There is a Funeral I am supposed to be at today.  Time, distance, and obligations have made it impossible to be there with the whole country between us.  Instead I am at work and having to talk and instruct more people then I care to count all while trying not to cry.  It's hard today, not to be judgemental of people who are freaking out over their tiny problem that actually have very easy solutions.  Grief is not so easy.

Grief in death is a strange thing.  I think most times we treat it like a problem to be solved.  We want to slap some band-aid over it, and pretend that it can be fixed. I don't think you can actually fix grief, you just live through it.
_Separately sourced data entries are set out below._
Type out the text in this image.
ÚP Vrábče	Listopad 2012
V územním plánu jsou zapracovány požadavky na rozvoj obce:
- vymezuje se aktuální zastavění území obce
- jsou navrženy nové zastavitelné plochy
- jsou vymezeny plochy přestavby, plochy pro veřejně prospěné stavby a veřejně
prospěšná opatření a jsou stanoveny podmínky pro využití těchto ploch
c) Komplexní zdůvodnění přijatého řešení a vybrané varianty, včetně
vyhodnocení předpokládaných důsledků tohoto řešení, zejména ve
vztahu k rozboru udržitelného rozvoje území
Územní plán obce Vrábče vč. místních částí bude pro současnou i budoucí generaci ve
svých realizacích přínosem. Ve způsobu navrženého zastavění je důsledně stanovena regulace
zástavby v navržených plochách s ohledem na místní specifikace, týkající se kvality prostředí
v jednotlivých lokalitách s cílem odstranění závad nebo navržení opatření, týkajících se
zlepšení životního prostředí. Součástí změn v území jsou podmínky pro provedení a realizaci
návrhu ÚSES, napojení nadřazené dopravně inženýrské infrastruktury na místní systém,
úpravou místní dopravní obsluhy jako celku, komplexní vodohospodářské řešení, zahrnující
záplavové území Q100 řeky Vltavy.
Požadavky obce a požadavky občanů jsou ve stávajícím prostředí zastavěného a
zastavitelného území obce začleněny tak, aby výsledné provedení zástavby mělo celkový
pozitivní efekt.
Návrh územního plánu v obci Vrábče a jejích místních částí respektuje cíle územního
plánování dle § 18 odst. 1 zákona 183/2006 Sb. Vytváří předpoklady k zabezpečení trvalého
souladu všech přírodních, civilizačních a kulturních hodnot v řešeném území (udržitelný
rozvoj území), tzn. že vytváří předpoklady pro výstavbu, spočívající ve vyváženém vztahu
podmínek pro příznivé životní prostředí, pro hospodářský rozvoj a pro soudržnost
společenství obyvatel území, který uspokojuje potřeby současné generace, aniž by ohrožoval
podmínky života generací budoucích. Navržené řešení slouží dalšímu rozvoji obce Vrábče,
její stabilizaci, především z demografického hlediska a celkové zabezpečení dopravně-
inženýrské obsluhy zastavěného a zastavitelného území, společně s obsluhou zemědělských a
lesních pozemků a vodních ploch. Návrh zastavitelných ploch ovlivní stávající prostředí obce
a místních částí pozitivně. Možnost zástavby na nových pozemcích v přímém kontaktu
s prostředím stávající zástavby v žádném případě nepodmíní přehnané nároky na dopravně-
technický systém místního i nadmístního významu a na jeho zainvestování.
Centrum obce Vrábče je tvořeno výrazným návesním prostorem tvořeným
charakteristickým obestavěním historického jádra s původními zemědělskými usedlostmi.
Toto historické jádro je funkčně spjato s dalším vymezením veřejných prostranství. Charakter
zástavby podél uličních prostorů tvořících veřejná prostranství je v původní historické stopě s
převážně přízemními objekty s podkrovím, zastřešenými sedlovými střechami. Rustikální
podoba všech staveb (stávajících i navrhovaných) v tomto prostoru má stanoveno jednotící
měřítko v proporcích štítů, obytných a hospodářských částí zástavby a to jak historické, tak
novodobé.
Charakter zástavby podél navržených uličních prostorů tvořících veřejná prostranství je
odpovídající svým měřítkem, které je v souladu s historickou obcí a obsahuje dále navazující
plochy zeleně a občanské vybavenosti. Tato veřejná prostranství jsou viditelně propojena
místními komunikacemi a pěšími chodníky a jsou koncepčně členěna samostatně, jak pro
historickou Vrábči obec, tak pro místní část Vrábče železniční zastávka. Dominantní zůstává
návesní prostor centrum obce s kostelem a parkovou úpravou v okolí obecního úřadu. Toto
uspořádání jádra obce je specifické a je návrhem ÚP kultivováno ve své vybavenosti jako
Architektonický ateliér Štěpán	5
Even when there is hope and peace, I feel with death there is always some part of grief that remains.  And it's like everyone knows that it takes time to heal from the death of a loved one but we all still rush to tell some one, "God will bring you peace, God will heal your heart."  And while this is true over time God can mend the brokeness if you let him, it doesn't actually  help anyone to say this.  For awhile, in the beginning the pain is just untouchable, and there is nothing you can do with it and there's no timeline for how long it might last.  It can even come and go in waves with good days and bad.  Special days and events can split the wound wide open again.

And with grief you should never try to bear it all on your own, but even with the support of friends and family in some part you do face it alone.  The beauty of love is that with each person you care for it is unique, but it also makes grief itself unique.  Pain can be shared but it can only go as far as what can typically be shared in your similar experiences.  What made them yours, made you care, made them different, and all the reasons you love them are yours alone to feel and yours alone to grieve. Its part of the burden that comes with the beauty of love.  It does not in anyway make love less worth it, in fact it's what makes love real.  That love can feel like a knife shoved in your heart or a bomb exploding inside of your chest in the first moments of grief,  but then maybe a day will come along when the memories aren't so painful you can once again feel the same beauty and peace that it brought. One day those memories might  make you smile with delight and joy, instead aching and in tears.  We can only hope that even if now we feel so low and weak one day we might realize loving them made us stronger made us better.

I've been praying so hard for his family, I can't imagine having to bear going through my son's funeral.